A while back, Sunday, December 3rd, 2017, to be exact, I was looking through The New York Times Book Review section when I came across playwright Alan Bennett’s new book called “Keeping On Keeping On.” It was a mildly interesting review of his diary (ODD SPOILER ALERT: he once shared the same doctor as Sylvia Plath) until I got to this: “He’s so upset at what the Richard III Society has done to an old church that he rips down their banner and ‘would have burned it, had I had a match.'” Brow knitted, I wondered: what have those wild-eyed, tweedy academic types been up to this time??
Well, a brief Google search provided a hint in yet another book review, this time from the London Review of Books. In published excerpts from 2014, Bennett dismisses the significance of finding Richard the Third’s remains although admitting that the reconstructed head looks astonishingly like his famed portrait. Comparing Ricardians to those who believe Edward DeVere was a genius while William Shakespeare nothing more than the dim-bulb son of a rural glove-maker, he goes on to say this:
“Just east of Leeds and not far from Towton and its bloody battlefield is Lead Church, a medieval cell of a chapel which possibly served as a refuge or a dressing station after the battle in 1461. I have known the chapel since I was a boy when I used to go out there on my bike. It stands in the middle of a field, the grass grazed by sheep right up to the south door and has latterly been in the care of the Churches Conservation Trust. It was untouched as late as 2000 when it figured in an article I wrote for The World of Interiors. However, calling there a few years ago we found that the grass outside the south door had been replaced or supplemented by a patio not even in York stone but in some fake composition. Inside, draped in front of the altar was a gaudy banner advertising the Richard III Society. This I rolled up and had I had the means would have destroyed. I wrote to the CCT, who generally do a decent job but was told the patio had been there for many years. It hadn’t and I suspect the culprits were the Richard III Society, who see the church as a Yorkist site…”

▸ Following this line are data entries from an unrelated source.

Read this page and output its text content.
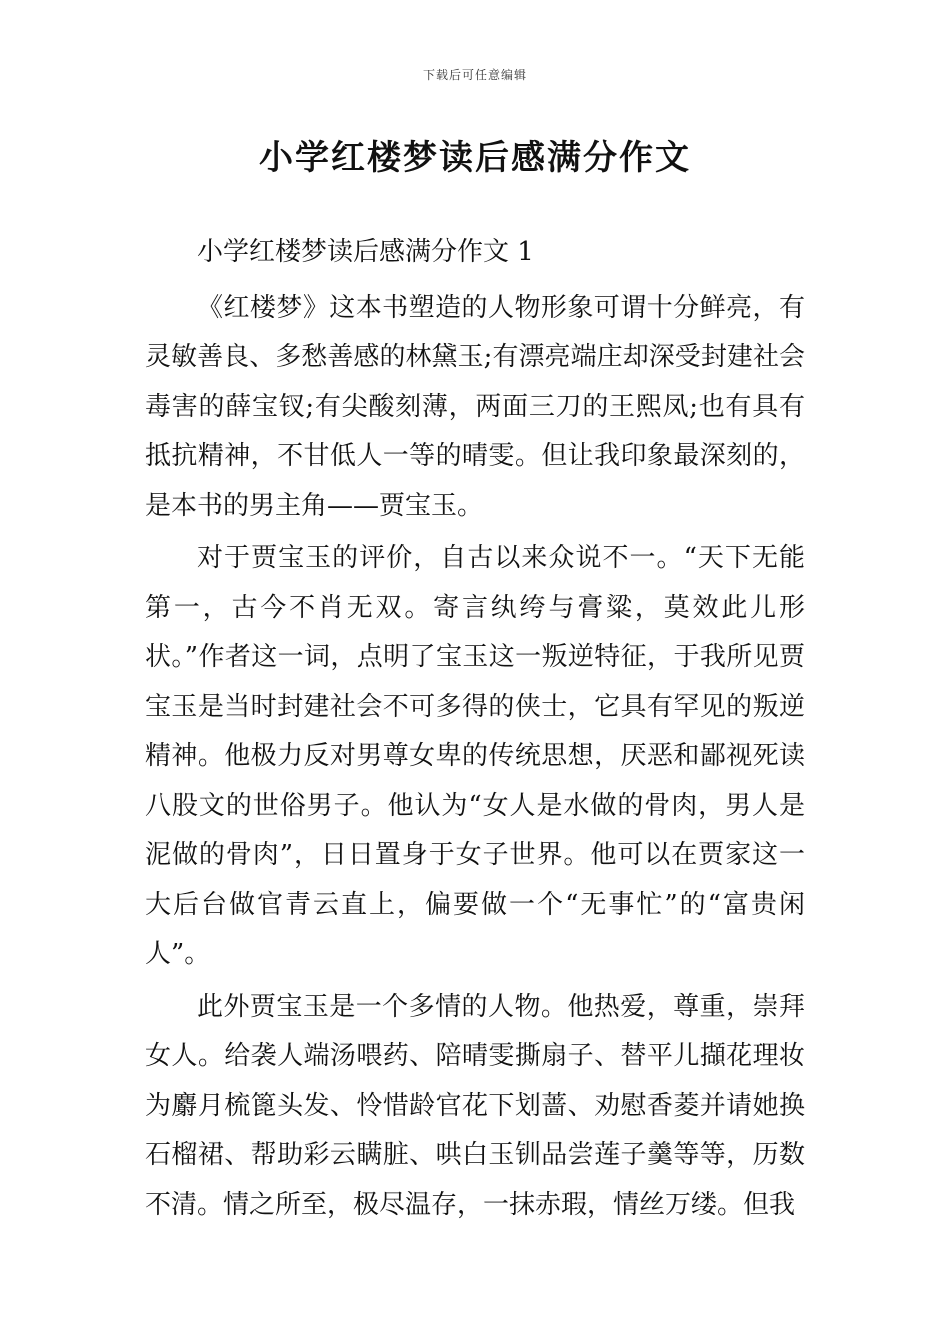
下载后可任意编辑
小学红楼梦读后感满分作文
小学红楼梦读后感满分作文 1

《红楼梦》这本书塑造的人物形象可谓十分鲜亮，有灵敏善良、多愁善感的林黛玉;有漂亮端庄却深受封建社会毒害的薛宝钗;有尖酸刻薄，两面三刀的王熙凤;也有具有抵抗精神，不甘低人一等的晴雯。但让我印象最深刻的，是本书的男主角——贾宝玉。

对于贾宝玉的评价，自古以来众说不一。“天下无能第一，古今不肖无双。寄言纨绔与膏粱，莫效此儿形状。”作者这一词，点明了宝玉这一叛逆特征，于我所见贾宝玉是当时封建社会不可多得的侠士，它具有罕见的叛逆精神。他极力反对男尊女卑的传统思想，厌恶和鄙视死读八股文的世俗男子。他认为“女人是水做的骨肉，男人是泥做的骨肉”，日日置身于女子世界。他可以在贾家这一大后台做官青云直上，偏要做一个“无事忙”的“富贵闲人”。

此外贾宝玉是一个多情的人物。他热爱，尊重，崇拜女人。给袭人端汤喂药、陪晴雯撕扇子、替平儿擷花理妆为麝月梳篦头发、怜惜龄官花下划蔷、劝慰香菱并请她换石榴裙、帮助彩云瞒脏、哄白玉钏品尝莲子羹等等，历数不清。情之所至，极尽温存，一抹赤瑕，情丝万缕。但我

According to Mr. Bennett, not only have Ricardians managed to rehabilitate the name of the last Yorkist king but apparently have gone into the concrete, paving and masonry business! Of course, he offers no proof that the Society had anything to do with building a bad-taste deck on the back of a medieval church but when it comes to the world of denialists, I suppose any insult will do.* Luckily for them, while we Ricardian hard hats may be expert at mixing concrete along with our metaphors, we no longer prepare “Chicago overcoats” or cement shoes for those who have differing opinions…
*The website of St. Mary Lead reports only that it received a grant from The Richard the Third Society for renovations. It says nothing about the Society directing or instructing or approving the work.